Every May, there’s a miracle happening in my garden—the peonies are blooming.
When I married my husband, peonies become a regular part of my spring. He had several healthy bushes that bloomed with abandon, filling the house with their heavenly smell, and delicate pale pink flowers.
Peonies are full of magic and wonder, a small miracle, easily missed.
In Kentucky, they only bloom in May. They have become a marker of Mother’s Day, and the passing of tumultuous spring into heated Kentucky summers. I looked forward to their short-lived magnificence with eager gratitude.
Five years ago, I left Lexington, the house my children were born in, and my peony bushes.
I don’t know why I didn’t dig them up and take them with me. Maybe I was afraid. Maybe the time of our move was so full of other changes, so full of doubt and loss and chaos that I forgot to think about them.
My first May in Louisville, I remembered them and missed them. It seems silly to miss something so simple, so non-essential.
What did it matter if May brought peonies or not?
But it did matter. It still matters.
Last fall, the rental house on the corner got a makeover.
I’d never thought much about that house, except for the fact that it had the most beautiful peony bushes in the neighborhood. I would walk by every day in May, on my way to Mass or to work, and I would be tempted to pick myself a bloom, to savor the small miracle unfolding right in front of me.

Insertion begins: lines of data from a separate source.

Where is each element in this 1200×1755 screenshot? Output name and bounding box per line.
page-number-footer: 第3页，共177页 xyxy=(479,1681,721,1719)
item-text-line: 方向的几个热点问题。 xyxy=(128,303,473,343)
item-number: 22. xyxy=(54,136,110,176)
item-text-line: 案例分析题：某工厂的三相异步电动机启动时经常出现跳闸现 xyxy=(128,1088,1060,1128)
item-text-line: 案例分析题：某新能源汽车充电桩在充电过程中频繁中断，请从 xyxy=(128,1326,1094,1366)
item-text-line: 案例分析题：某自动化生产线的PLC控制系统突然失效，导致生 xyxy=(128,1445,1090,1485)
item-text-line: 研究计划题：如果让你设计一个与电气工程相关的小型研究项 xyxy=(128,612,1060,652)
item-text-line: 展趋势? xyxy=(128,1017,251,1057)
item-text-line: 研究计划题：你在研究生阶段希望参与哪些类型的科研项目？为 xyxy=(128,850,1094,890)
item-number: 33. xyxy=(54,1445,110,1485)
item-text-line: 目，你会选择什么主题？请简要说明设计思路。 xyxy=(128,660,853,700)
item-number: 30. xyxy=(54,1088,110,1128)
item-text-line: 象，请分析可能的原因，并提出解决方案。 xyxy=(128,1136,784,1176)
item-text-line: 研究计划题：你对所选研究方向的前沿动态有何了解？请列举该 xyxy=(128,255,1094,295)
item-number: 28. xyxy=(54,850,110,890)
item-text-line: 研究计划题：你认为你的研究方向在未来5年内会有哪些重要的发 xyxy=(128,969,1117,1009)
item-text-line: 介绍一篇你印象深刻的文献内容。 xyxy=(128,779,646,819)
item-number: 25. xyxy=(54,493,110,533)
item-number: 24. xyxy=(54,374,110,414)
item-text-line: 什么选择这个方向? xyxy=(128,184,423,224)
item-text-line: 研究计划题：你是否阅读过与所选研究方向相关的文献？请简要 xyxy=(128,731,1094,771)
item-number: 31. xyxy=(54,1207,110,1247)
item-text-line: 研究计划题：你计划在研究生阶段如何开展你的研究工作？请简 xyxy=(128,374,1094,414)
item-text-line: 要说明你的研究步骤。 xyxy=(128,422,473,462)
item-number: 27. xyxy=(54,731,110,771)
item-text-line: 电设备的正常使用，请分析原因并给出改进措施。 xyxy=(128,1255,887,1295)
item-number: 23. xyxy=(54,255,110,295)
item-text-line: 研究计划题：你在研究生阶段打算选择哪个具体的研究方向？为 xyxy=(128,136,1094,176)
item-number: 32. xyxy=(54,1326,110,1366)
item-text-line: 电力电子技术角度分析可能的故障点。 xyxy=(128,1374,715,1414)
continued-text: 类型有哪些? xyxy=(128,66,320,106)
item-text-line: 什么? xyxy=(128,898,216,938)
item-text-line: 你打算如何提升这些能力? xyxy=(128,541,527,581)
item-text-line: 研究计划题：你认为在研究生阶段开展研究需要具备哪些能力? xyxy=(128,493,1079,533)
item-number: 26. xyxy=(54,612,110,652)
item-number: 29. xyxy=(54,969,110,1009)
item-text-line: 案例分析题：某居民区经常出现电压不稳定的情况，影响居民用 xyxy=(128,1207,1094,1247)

But I didn’t. They weren’t mine, and my mama raised me right.
Then the landlord decided to dig out the entire yard, replaced a pipe, removed his peony bushes, laid down fresh grass seed, and planted a small tree.
Their peonies were tossed into a pile of yard waste, waiting for trash day.

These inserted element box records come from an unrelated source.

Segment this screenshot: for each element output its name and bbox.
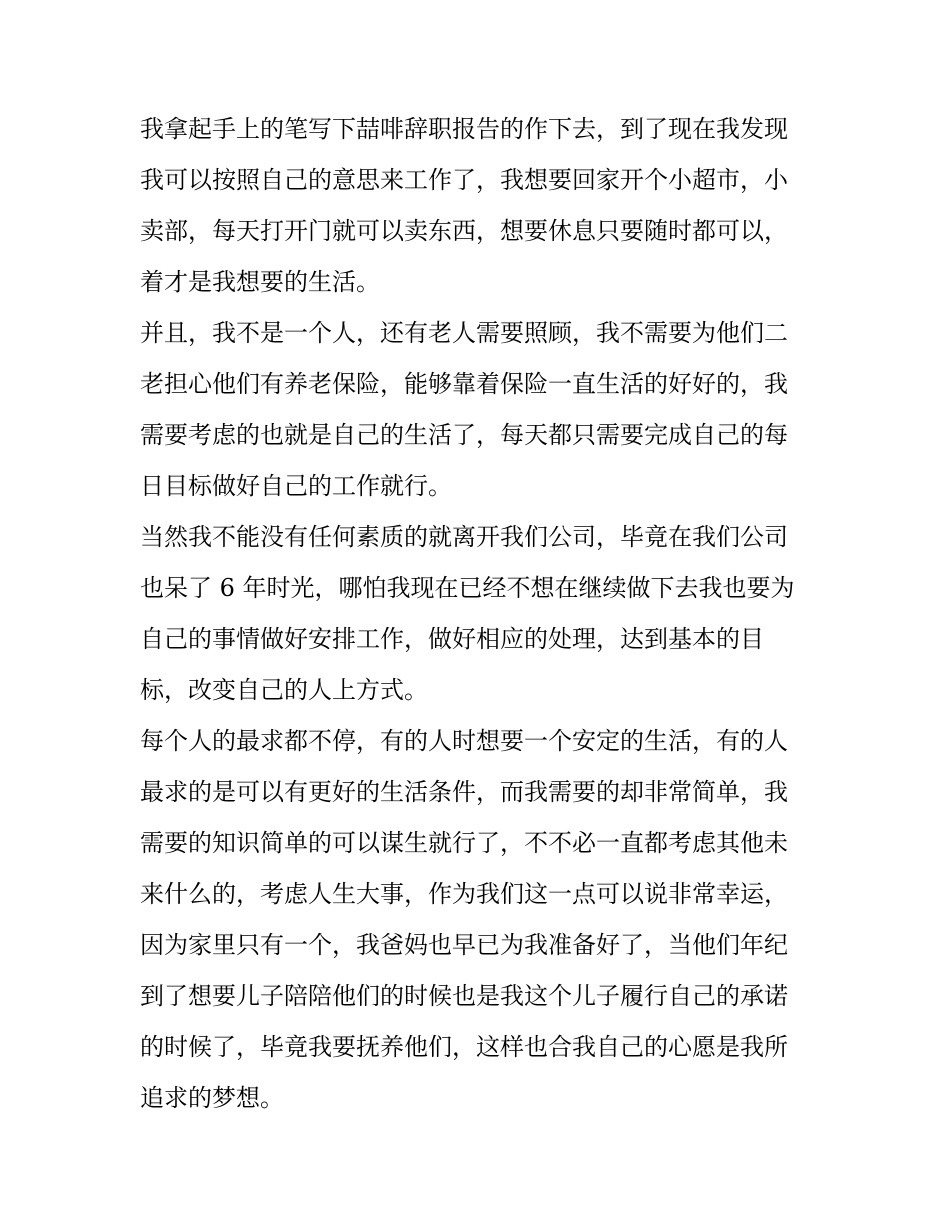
text-line: 我可以按照自己的意思来工作了，我想要回家开个小超市，小: [140, 166, 788, 194]
text-line: 的时候了，毕竟我要抚养他们，这样也合我自己的心愿是我所: [140, 1033, 788, 1061]
text-line: 追求的梦想。: [140, 1084, 284, 1112]
text-line: 需要考虑的也就是自己的生活了，每天都只需要完成自己的每: [140, 421, 788, 449]
text-line: 自己的事情做好安排工作，做好相应的处理，达到基本的目: [140, 625, 764, 653]
text-line: 到了想要儿子陪陪他们的时候也是我这个儿子履行自己的承诺: [140, 982, 788, 1010]
text-line: 来什么的，考虑人生大事，作为我们这一点可以说非常幸运，: [140, 880, 788, 908]
text-line: 因为家里只有一个，我爸妈也早已为我准备好了，当他们年纪: [140, 931, 788, 959]
text-line: 当然我不能没有任何素质的就离开我们公司，毕竟在我们公司: [140, 523, 788, 551]
text-line: 并且，我不是一个人，还有老人需要照顾，我不需要为他们二: [140, 319, 788, 347]
document-body: [140, 104, 820, 1124]
text-line: 最求的是可以有更好的生活条件，而我需要的却非常简单，我: [140, 778, 788, 806]
text-line: 卖部，每天打开门就可以卖东西，想要休息只要随时都可以，: [140, 217, 788, 245]
text-line: 每个人的最求都不停，有的人时想要一个安定的生活，有的人: [140, 727, 788, 755]
text-line: 需要的知识简单的可以谋生就行了，不不必一直都考虑其他未: [140, 829, 788, 857]
text-line: 标，改变自己的人上方式。: [140, 676, 428, 704]
text-line: 老担心他们有养老保险，能够靠着保险一直生活的好好的，我: [140, 370, 788, 398]
text-line: 日目标做好自己的工作就行。: [140, 472, 452, 500]
text-line: 也呆了 6 年时光，哪怕我现在已经不想在继续做下去我也要为: [140, 574, 795, 602]
text-line: 我拿起手上的笔写下喆啡辞职报告的作下去，到了现在我发现: [140, 115, 788, 143]
text-line: 着才是我想要的生活。: [140, 268, 380, 296]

At first I was appalled. How could someone do that? Didn’t they know that those peonies could be saved and planted again? Didn’t the landlord know that they could keep on making a small bit of magic?
Apparently not.
And I’m glad, because they’re my peonies now.
I walked down the street in my fancy white work pants, gathered up as many healthy bulbs as I could, and dug a hole in my front yard. I cut back the foliage and watered them through the scorching heat of summer, September, and October (and a little bit of November).
I didn’t know if they would live, but I prayed and hoped and waited.
This May, magic is blooming in my front yard again.
The bushes are still small, since they were cut up and tossed aside, but they’re healthy. I won’t get many blooms this year, or next, but maybe in three or four years, they’ll be as happy and healthy as they were before.
I brought this year’s harvest of blooms into my office, my heart full of joy and a kind of sadness that I cannot explain.
People throw away small miracles all the time.
And they keep coming back, anyway. How does that happen?
My only answer is the Mercy of God. That mercy gives me a little magic every single May.